The Woman Who Knew Too Much
Millions of Americans hoped President Obama would nominate Elizabeth Warren to head the consumer financial watchdog agency she had created. Instead, she was pushed aside. As Warren kicks off her run for Scott Brown’s Senate seat in Massachusetts, Suzanna Andrews charts the Harvard professor’s emergence as a champion of the beleaguered middle class, and her fight against a powerful alliance of bankers, lobbyists, and politicians.By Suzanna Andrews Photograph by Nigel Parry
“My first choice is a strong consumer agency,” she said. “My second choice is no agency at all and plenty of blood and teeth left on the floor.”
........................
“Geithner hated her,” says a former administration official. Part of it was seen as personal because she had scorched him in public. But the whole thrust of her work on the oversight panel—getting the facts out to the public—was at odds with Geithner’s perceived conviction, shared by the Wall Street establishment, that the details of the banks’ TARP rescue should be hidden from public scrutiny whenever possible in order to give the banks time to recover, an assessment that a Treasury spokesperson disputes, insisting that “Secretary Geithner initiated unprecedented disclosure requirements for financial institutions.”
According to Barofsky, however, “Treasury’s descriptions of what was happening were very skewed towards the positive and often incomprehensible. There was this reluctance towards transparency,” and Warren’s work on the oversight panel “helped bring light in a lot of dark areas.” As Treasury sought to cosset the banks, never requiring them, for example, as Barofsky points out, to explain what they were doing with their billions in TARP bailout money, Warren persisted. She went on television shows to criticize the government’s secrecy, the huge bank bonuses, the fact that even after the bailout the banks had escaped disciplinary measures. Obama’s top economic advisers, according to a former administration official, thought Warren was “a pain in the ass.” On Wall Street, Warren was regarded, says one bank vice-chairman, as “the Devil incarnate,” and, according to another executive, a “showboater,” who didn’t really know what she was talking about.

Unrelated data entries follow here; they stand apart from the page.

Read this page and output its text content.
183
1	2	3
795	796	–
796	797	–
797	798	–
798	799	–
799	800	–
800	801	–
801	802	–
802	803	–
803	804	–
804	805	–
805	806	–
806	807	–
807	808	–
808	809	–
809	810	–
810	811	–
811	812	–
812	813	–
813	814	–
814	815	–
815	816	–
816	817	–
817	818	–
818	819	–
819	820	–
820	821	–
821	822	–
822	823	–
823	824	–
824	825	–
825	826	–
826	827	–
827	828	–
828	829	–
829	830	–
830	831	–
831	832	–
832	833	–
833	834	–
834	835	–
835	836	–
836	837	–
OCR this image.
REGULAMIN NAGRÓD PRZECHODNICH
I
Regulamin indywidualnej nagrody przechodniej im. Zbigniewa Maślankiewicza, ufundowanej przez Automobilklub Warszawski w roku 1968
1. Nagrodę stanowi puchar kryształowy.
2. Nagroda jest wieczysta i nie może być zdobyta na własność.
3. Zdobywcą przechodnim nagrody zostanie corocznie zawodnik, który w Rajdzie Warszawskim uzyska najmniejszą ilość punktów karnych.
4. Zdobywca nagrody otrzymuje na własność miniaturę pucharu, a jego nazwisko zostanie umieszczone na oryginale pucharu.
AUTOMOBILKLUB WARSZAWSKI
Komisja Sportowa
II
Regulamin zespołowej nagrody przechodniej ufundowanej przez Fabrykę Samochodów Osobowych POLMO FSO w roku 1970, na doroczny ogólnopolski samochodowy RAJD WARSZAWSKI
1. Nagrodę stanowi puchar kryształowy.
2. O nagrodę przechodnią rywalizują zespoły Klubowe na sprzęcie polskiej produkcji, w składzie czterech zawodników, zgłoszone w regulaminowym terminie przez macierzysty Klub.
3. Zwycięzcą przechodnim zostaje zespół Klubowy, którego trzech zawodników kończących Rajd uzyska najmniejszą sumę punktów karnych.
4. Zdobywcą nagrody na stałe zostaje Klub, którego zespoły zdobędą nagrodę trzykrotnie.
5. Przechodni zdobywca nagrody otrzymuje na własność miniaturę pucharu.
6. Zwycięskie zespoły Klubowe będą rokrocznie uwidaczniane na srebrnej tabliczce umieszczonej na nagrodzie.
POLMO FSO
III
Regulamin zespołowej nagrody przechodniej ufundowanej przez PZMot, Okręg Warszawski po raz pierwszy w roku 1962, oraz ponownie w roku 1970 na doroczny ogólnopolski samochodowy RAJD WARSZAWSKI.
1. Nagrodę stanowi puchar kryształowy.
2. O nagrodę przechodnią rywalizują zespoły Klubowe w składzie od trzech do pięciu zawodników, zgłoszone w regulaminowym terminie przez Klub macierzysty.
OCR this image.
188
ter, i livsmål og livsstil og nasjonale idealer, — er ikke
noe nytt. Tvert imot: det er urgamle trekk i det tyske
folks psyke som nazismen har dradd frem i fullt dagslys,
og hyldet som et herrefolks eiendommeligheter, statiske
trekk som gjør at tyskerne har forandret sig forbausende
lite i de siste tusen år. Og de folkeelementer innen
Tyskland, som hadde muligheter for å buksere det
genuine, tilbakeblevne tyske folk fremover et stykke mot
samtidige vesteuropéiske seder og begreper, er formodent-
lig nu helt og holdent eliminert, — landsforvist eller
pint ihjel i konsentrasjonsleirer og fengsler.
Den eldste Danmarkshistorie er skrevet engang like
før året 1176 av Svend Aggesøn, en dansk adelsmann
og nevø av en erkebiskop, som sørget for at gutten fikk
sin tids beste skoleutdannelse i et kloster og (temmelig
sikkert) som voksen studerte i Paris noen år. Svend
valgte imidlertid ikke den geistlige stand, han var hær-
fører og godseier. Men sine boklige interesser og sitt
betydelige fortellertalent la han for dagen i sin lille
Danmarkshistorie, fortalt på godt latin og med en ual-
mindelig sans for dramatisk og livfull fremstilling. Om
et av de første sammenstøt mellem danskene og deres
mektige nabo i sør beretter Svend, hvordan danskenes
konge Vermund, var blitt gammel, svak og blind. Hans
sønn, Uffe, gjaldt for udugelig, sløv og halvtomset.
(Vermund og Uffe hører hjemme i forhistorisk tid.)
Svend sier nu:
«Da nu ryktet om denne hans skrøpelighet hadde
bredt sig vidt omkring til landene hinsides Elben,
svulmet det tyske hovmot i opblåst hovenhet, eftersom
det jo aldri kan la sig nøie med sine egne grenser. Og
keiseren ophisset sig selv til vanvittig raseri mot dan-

But her sin was actually quite the opposite: she knew what she was talking about. Wall Street’s power in Washington, says a former congressional staffer who worked on the Dodd-Frank bill, has been built partly on the fact that few people outside Wall Street understand the esoterica of finance—the intricacies of C.D.O.’s and the labyrinthian structures of credit-default swaps. And that knowledge is used to control and confuse. But Warren did understand. Says Carolyn Maloney, a New York Democratic representative,
“She understands the information as well as the top players in the business.” She knew the secret handshake, the secret language—and she used it against “that tight little group,” as Warren would refer to Wall Street C.E.O.’s and Washington officials who basically controlled the terms of the bailout.